36歳女 沢山の警察官の方が敬礼をしていた

私には大学生時代、親友と呼べる男友達がいました。


彼は大変努力家で、社交的で優しくて、女友達のようでした。


知り合った場所はバイト先でしたが、家が近かったこともあり、一緒に帰ったりしているうちに仲良くなりました。


その彼が、交通事故で亡くなりました。

友達になって8年後の6月の夜です。

彼が亡くなったことを、私はニュースで知りました。

何故なら、彼は警察官だったのです。


努力家の彼は、元々心臓が弱く、いつも試験の最後の身体検査で落とされていました。

身体を動かす仕事に就きたいと、消防士を受けたこともあり、頭がよく勤勉な彼は簡単に試験を突破し、消防士にもなりましたが、警察官への憧れは捨てきれず、消防士を辞めて警察事務と警察官の両方の試験を受けたりしていました。
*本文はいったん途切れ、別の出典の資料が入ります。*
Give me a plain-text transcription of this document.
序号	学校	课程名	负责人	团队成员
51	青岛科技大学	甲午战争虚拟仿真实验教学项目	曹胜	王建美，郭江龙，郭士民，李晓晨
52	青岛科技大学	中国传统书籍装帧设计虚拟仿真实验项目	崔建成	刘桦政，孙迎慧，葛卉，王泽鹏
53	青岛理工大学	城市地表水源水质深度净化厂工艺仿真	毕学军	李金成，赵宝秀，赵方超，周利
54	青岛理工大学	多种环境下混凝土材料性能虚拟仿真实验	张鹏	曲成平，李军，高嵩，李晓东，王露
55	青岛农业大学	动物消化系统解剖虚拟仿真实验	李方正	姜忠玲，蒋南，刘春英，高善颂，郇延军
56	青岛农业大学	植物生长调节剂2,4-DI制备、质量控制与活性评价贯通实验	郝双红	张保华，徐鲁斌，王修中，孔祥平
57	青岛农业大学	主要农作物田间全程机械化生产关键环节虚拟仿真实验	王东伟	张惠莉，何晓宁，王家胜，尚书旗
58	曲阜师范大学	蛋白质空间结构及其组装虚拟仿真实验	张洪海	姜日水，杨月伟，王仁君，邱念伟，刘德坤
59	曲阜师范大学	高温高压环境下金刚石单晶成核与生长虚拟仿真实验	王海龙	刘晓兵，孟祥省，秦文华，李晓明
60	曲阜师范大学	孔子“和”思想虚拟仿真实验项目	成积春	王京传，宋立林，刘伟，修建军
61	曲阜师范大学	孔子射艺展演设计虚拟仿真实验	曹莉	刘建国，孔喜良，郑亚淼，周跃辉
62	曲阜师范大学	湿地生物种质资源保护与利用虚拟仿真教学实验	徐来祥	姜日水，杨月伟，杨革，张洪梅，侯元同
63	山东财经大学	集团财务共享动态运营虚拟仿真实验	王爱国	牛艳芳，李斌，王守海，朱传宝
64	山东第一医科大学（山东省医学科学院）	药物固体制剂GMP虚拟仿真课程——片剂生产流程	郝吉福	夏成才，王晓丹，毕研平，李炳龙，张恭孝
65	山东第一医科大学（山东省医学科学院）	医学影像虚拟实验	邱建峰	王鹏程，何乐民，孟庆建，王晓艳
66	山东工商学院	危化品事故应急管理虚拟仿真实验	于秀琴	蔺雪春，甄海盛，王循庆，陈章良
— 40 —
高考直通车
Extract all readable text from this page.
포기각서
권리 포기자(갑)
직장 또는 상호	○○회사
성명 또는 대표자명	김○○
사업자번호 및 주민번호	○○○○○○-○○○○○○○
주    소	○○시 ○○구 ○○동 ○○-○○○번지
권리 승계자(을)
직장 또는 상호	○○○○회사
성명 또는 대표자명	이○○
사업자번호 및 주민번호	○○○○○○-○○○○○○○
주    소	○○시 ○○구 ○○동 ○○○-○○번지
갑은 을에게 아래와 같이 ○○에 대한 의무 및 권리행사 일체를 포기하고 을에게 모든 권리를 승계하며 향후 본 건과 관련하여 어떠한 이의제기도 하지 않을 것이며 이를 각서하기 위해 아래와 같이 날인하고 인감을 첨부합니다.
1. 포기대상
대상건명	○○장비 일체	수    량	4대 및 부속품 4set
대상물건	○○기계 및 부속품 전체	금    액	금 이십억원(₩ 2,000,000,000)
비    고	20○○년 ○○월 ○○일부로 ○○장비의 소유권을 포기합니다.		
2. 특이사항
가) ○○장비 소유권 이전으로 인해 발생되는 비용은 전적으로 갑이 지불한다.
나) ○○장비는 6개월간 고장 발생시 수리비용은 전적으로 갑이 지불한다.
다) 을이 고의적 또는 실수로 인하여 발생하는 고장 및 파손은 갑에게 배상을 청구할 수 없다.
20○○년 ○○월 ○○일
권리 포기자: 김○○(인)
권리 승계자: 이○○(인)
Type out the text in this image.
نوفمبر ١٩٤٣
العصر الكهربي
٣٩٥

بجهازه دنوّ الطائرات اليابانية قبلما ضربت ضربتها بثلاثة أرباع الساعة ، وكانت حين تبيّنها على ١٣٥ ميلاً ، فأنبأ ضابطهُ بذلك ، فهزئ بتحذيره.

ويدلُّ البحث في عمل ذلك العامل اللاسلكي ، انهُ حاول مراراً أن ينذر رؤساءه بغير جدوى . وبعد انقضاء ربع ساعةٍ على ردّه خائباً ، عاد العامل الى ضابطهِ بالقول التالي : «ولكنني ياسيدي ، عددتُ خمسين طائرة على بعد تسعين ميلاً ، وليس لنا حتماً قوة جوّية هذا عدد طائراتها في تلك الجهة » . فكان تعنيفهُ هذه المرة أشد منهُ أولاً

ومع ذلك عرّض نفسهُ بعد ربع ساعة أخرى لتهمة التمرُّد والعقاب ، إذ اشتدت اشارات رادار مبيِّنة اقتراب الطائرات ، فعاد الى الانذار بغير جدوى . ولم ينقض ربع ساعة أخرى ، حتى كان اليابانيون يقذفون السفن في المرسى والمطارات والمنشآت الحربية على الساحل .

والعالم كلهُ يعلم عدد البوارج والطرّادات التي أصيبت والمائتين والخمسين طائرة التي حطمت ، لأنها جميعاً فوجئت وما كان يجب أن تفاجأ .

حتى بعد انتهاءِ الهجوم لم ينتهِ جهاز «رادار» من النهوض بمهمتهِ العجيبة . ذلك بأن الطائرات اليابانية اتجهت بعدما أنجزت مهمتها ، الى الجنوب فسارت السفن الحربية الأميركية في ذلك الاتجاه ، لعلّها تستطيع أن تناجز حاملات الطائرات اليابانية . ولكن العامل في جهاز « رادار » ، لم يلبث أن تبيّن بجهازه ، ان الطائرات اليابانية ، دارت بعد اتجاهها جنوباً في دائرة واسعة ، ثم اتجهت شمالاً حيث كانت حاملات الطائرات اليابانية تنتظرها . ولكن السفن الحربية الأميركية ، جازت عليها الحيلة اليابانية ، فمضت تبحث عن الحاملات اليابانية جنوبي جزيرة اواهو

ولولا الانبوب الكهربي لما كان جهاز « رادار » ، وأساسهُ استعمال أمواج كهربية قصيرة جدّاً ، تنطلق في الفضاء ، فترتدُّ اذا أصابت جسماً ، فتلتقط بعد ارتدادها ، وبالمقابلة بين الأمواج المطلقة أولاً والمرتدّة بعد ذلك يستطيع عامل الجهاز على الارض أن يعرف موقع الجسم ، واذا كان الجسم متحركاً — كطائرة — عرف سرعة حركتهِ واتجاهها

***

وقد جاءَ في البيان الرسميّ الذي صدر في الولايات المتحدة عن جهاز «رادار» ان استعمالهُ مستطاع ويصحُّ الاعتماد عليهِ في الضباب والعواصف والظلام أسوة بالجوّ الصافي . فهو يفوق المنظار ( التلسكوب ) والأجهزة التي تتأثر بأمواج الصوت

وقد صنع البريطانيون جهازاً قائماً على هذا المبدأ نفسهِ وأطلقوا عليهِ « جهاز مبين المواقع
大学を卒業してから、バイトをしながら独学で試験勉強をし、警察官も消防士も警察事務も、ほぼ100点に近い点数で試験をクリアしてきた彼が、3度目の挑戦で夢であった警察官になった時のことは忘れられません。


身体検査にどうしても引っかかってしまうけれど、体力もずば抜けて成績の良かった彼はこれまでの努力と経験を評価され、無事警察官になったのです。

6ヶ月の研修を終え、配属先の交番に勤めはじめて2ヶ月。

よくバイクに乗っていた彼は非番の日に対向車と接触しトンネルの壁にぶつかって亡くなりました。

心臓が弱かったことが彼の死を早めたのではないかと思いました。


彼のお葬式では、御焼香の時に、200人程の警察官の方が来られ、一糸乱れぬ列を組み、順番に敬礼をされていました。

彼がどれほど期待されていたのか、それだけで十分伝わってくるものがありました。

そして、警察官という職業の方が交通事故で亡くなるということをしてはならないと胸に刻んでいるようにも見えました。

人間なので、どうしてもミスはするし、警察官も時に弱くもなります。

でも、全てを受け入れて彼の死に想いを込め伝えてくれた警察官の方々の姿と、これまでの彼の努力を近くで見させてもらった私にとって、彼のお葬式は忘れられないものになりました。